Après une semaine d’affrontements entre jeunes et policiers, les banlieues suédoises ont retrouvé un calme relatif ce week-end. Encore sous le choc, les Suédois tentent désormais de comprendre ce qui a pu déclencher de telles violences. Au total, depuis le 19 mai, une centaine de voitures ont été incendiées, plusieurs écoles, bibliothèques et commissariats vandalisés. Un bilan négligeable, mais qui interpelle, dans un pays dont le modèle social continue d’être érigé en exemple à suivre, malgré les réformes libérales entreprises depuis vingt ans, qui l’ont largement écorné.
La nouveauté cette fois, c’est que les heurts ont éclaté à quelques kilomètres du centre de la capitale. Le réveil est brutal, d’autant plus que la droite, au pouvoir depuis 2006 à Stockholm, ne ménage pas ses efforts pour vendre l’image d’une ville moderne «de classe mondiale». Proche du parti social-démocrate, le journal Aftonbladet faisait cette semaine son mea-culpa : «Nous, les médias, transmettons une fausse image d’un Stockholm qui se termine à Stureplan [quartier huppé du centre-ville, ndlr]. L’image d’une population qui réussit, boit du vin blanc et prend le taxi. Du coup, la municipalité libérale n’a pas besoin de prendre ses responsabilités. Les inégalités peuvent augmenter, du moment qu’elles n’augmentent pas à Stockholm.»

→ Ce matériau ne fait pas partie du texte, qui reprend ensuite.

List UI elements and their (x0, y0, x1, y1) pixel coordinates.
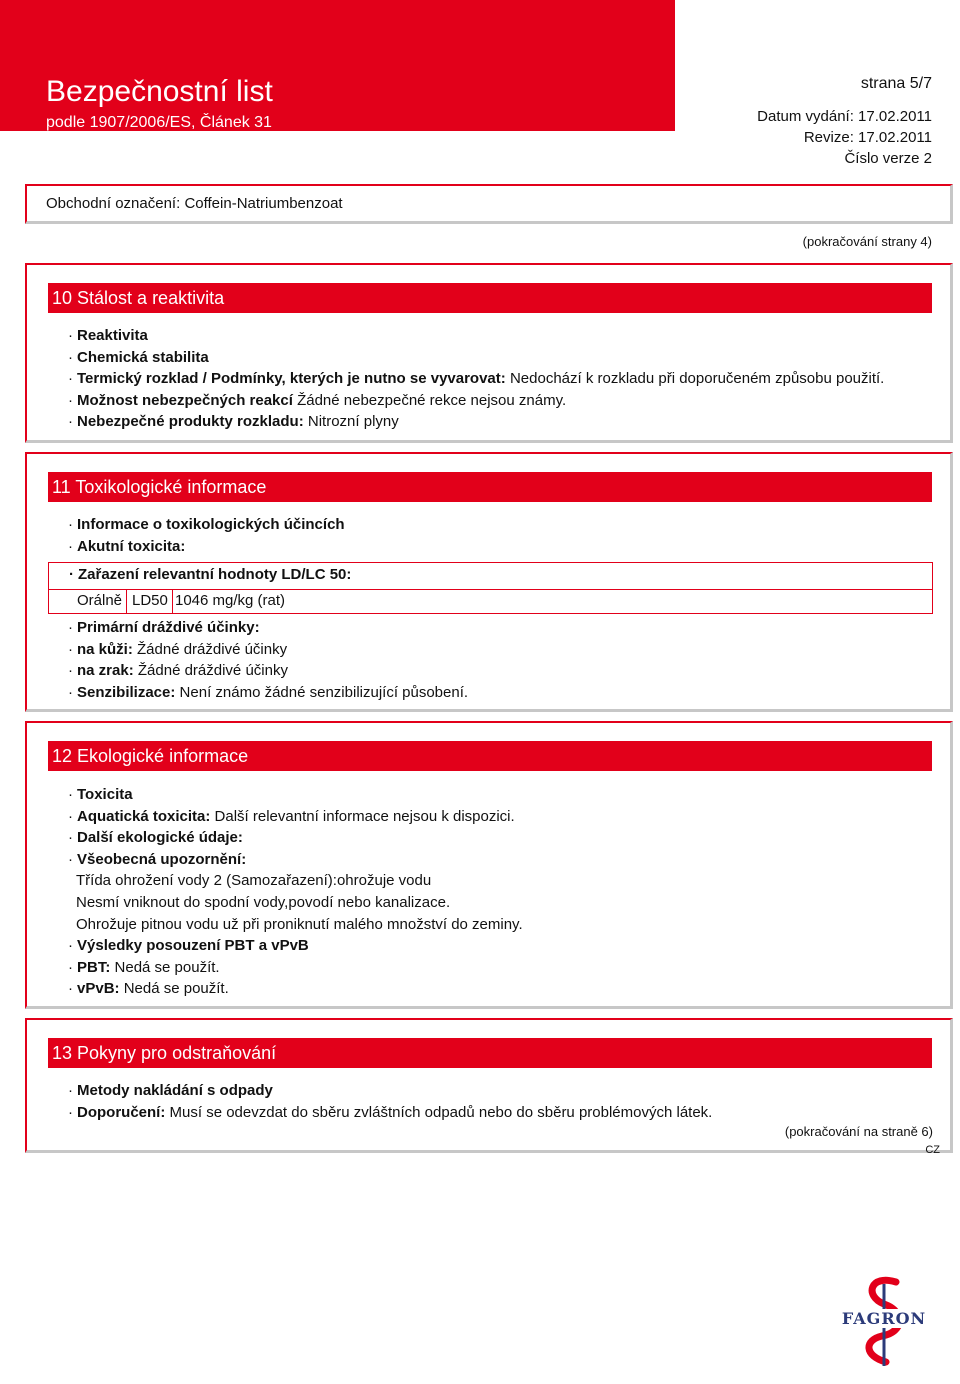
list-item (68, 827, 523, 849)
bullet-dot: · (68, 327, 73, 344)
item-label: Aquatická toxicita: (77, 807, 211, 825)
list-item (68, 347, 884, 369)
section-13-lines (68, 1080, 712, 1123)
item-label: na kůži: (77, 640, 133, 658)
item-text: Další relevantní informace nejsou k dispozici. (214, 807, 515, 825)
item-label: PBT: (77, 958, 111, 976)
item-text: Musí se odevzdat do sběru zvláštních odpadů nebo do sběru problémových látek. (169, 1103, 713, 1121)
bullet-dot: · (68, 370, 73, 388)
list-item (68, 784, 523, 806)
item-label: Senzibilizace: (77, 683, 176, 701)
list-item (68, 325, 884, 347)
section-12-lines (68, 784, 523, 1000)
bullet-dot: · (68, 980, 73, 998)
bullet-dot: · (68, 937, 73, 955)
item-label: na zrak: (77, 662, 134, 680)
ld50-type: LD50 (132, 592, 168, 609)
document-title: Bezpečnostní list (46, 75, 273, 108)
item-label: vPvB: (77, 980, 120, 998)
section-12-notes (68, 870, 523, 935)
trade-name (46, 195, 343, 212)
item-label: Primární dráždivé účinky: (77, 619, 260, 636)
list-item (68, 849, 523, 871)
bullet-dot: · (68, 640, 73, 658)
list-item (68, 390, 884, 412)
note-line: Nesmí vniknout do spodní vody,povodí nebo kanalizace. (76, 893, 451, 911)
section-13-heading: 13 Pokyny pro odstraňování (48, 1038, 932, 1068)
list-item (68, 957, 523, 979)
document-subtitle: podle 1907/2006/ES, Článek 31 (46, 114, 272, 131)
header-banner (0, 0, 675, 131)
section-12-lines-a (68, 784, 523, 870)
trade-name-value: Coffein-Natriumbenzoat (184, 195, 343, 212)
bullet-dot: · (68, 1103, 73, 1121)
note-line: Ohrožuje pitnou vodu už při proniknutí malého množství do zeminy. (76, 915, 523, 933)
list-item (68, 806, 523, 828)
item-label: Nebezpečné produkty rozkladu: (77, 413, 304, 431)
bullet-dot: · (68, 829, 73, 847)
ld50-value: 1046 mg/kg (rat) (175, 592, 286, 609)
list-item (68, 1080, 712, 1102)
bullet-dot: · (68, 662, 73, 680)
section-12 (25, 721, 953, 1009)
bullet-dot: · (68, 1082, 73, 1099)
list-item (68, 639, 468, 661)
bullet-dot: · (68, 958, 73, 976)
list-item (68, 978, 523, 1000)
section-10-heading: 10 Stálost a reaktivita (48, 283, 932, 313)
version-number: Číslo verze 2 (844, 150, 932, 167)
item-label: Termický rozklad / Podmínky, kterých je nutno se vyvarovat: (77, 370, 506, 388)
ld50-table (48, 562, 933, 614)
bullet-dot: · (68, 391, 73, 409)
page-number: strana 5/7 (860, 75, 932, 92)
bullet-dot: · (68, 807, 73, 825)
section-12-heading: 12 Ekologické informace (48, 741, 932, 771)
bullet-dot: · (68, 348, 73, 366)
bullet-dot: · (68, 786, 73, 803)
section-11-lines-top (68, 514, 345, 557)
section-10-lines (68, 325, 884, 433)
bullet-dot: · (68, 413, 73, 431)
table-divider (49, 589, 932, 590)
item-text: Nitrozní plyny (307, 413, 399, 431)
item-label: Chemická stabilita (77, 348, 209, 366)
bullet-dot: · (68, 683, 73, 701)
item-text: Žádné nebezpečné rekce nejsou známy. (297, 391, 567, 409)
item-label: Možnost nebezpečných reakcí (77, 391, 293, 409)
bullet-dot: · (68, 516, 73, 533)
section-10 (25, 263, 953, 443)
section-11-lines-bottom (68, 617, 468, 703)
list-item (68, 660, 468, 682)
list-item (68, 536, 345, 558)
item-text: Nedochází k rozkladu při doporučeném způsobu použití. (509, 370, 885, 388)
issue-date: Datum vydání: 17.02.2011 (757, 108, 932, 125)
list-item (68, 368, 884, 390)
item-text: Není známo žádné senzibilizující působení. (179, 683, 469, 701)
logo-text: FAGRON (834, 1309, 934, 1328)
note-line: Třída ohrožení vody 2 (Samozařazení):ohrožuje vodu (76, 872, 432, 890)
item-label: Informace o toxikologických účincích (77, 516, 345, 533)
list-item (68, 1102, 712, 1124)
trade-name-label: Obchodní označení: (46, 195, 181, 212)
item-text: Nedá se použít. (114, 958, 220, 976)
continued-from: (pokračování strany 4) (802, 234, 932, 249)
item-label: Všeobecná upozornění: (77, 850, 247, 868)
revision-date: Revize: 17.02.2011 (803, 129, 932, 146)
item-label: Toxicita (77, 786, 133, 803)
table-column-divider (172, 589, 173, 613)
trade-name-box (25, 184, 953, 224)
list-item (68, 411, 884, 433)
fagron-logo (834, 1274, 934, 1369)
table-column-divider (126, 589, 127, 613)
bullet-dot: · (68, 850, 73, 868)
item-label: Metody nakládání s odpady (77, 1082, 273, 1099)
item-text: Žádné dráždivé účinky (137, 640, 288, 658)
item-label: Reaktivita (77, 327, 148, 344)
item-text: Nedá se použít. (123, 980, 229, 998)
item-label: Další ekologické údaje: (77, 829, 243, 847)
section-11 (25, 452, 953, 712)
item-label: Doporučení: (77, 1103, 166, 1121)
item-label: Akutní toxicita: (77, 537, 186, 555)
continued-to: (pokračování na straně 6) (784, 1124, 933, 1139)
list-item (68, 514, 345, 536)
section-12-lines-b (68, 935, 523, 1000)
list-item (68, 617, 468, 639)
section-11-heading: 11 Toxikologické informace (48, 472, 932, 502)
bullet-dot: · (68, 619, 73, 636)
item-label: Výsledky posouzení PBT a vPvB (77, 937, 309, 955)
ld50-table-header: · Zařazení relevantní hodnoty LD/LC 50: (69, 566, 352, 583)
list-item (68, 682, 468, 704)
list-item (68, 935, 523, 957)
language-code: CZ (925, 1144, 940, 1156)
item-text: Žádné dráždivé účinky (137, 662, 288, 680)
ld50-route: Orálně (77, 592, 123, 609)
bullet-dot: · (68, 537, 73, 555)
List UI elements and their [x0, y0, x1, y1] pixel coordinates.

Le Parti des démocrates suédois s’est empressé de dénoncer un échec de la politique d’intégration : 85% des 12 000 habitants d’Husby sont d’origine étrangère. Pour l’extrême droite, en pleine ascension dans les sondages, les heurts de ces derniers jours sont une nouvelle preuve que la Suède, qui a encore accueilli 44 000 demandeurs d’asile en 2012, doit revoir sa politique d’immigration.
Mais selon le géographe Ove Sernhede, spécialiste du développement urbain, le problème est avant tout celui de la hausse des inégalités sociales : «Alors que la richesse et le revenu disponibles ont fortement augmenté dans certaines parties de la ville au cours des deux dernières décennies, il ne s’est passé que peu de choses dans d’autres.» A Husby, par exemple, un jeune sur cinq est sans travail et non scolarisé. Associations et élus locaux dénoncent la faillite du système scolaire : 30% seulement des élèves des collèges de banlieue ont des notes suffisantes pour entrer au lycée, contre plus de 90% dans le centre de StockholmJusqu’à présent, le gouvernement de centre droit, au pouvoir depuis 2006, est resté étrangement silencieux. Le Premier ministre libéral, Fredrik Reinfeldt (Parti modéré), vivement critiqué pour avoir mis plus d’un jour et demi à réagir, a assuré que des efforts seraient portés dans les quartiers défavorisés «pour améliorer les résultats scolaires». Mais sans donner de détails, considérant que c’était aux habitants concernés d’intervenir pour mettre un terme aux violences.
La municipalité libérale, pour sa part, s’est évertuée à dénoncer les actes de «voyous», refusant de s’engager dans un débat sur les raisons de la frustration croissante dans les banlieues. Un mécontentement dont la droite serait pourtant largement responsable, selon la conseillère municipale du Parti de gauche Ann-Margarethe Livh : «Depuis 2006, la majorité a baissé les impôts communaux de 1 milliard de couronnes [128 millions d’euros], ce qui aurait permis d’accomplir énormément de choses dans les quartiers qui en ont besoin.»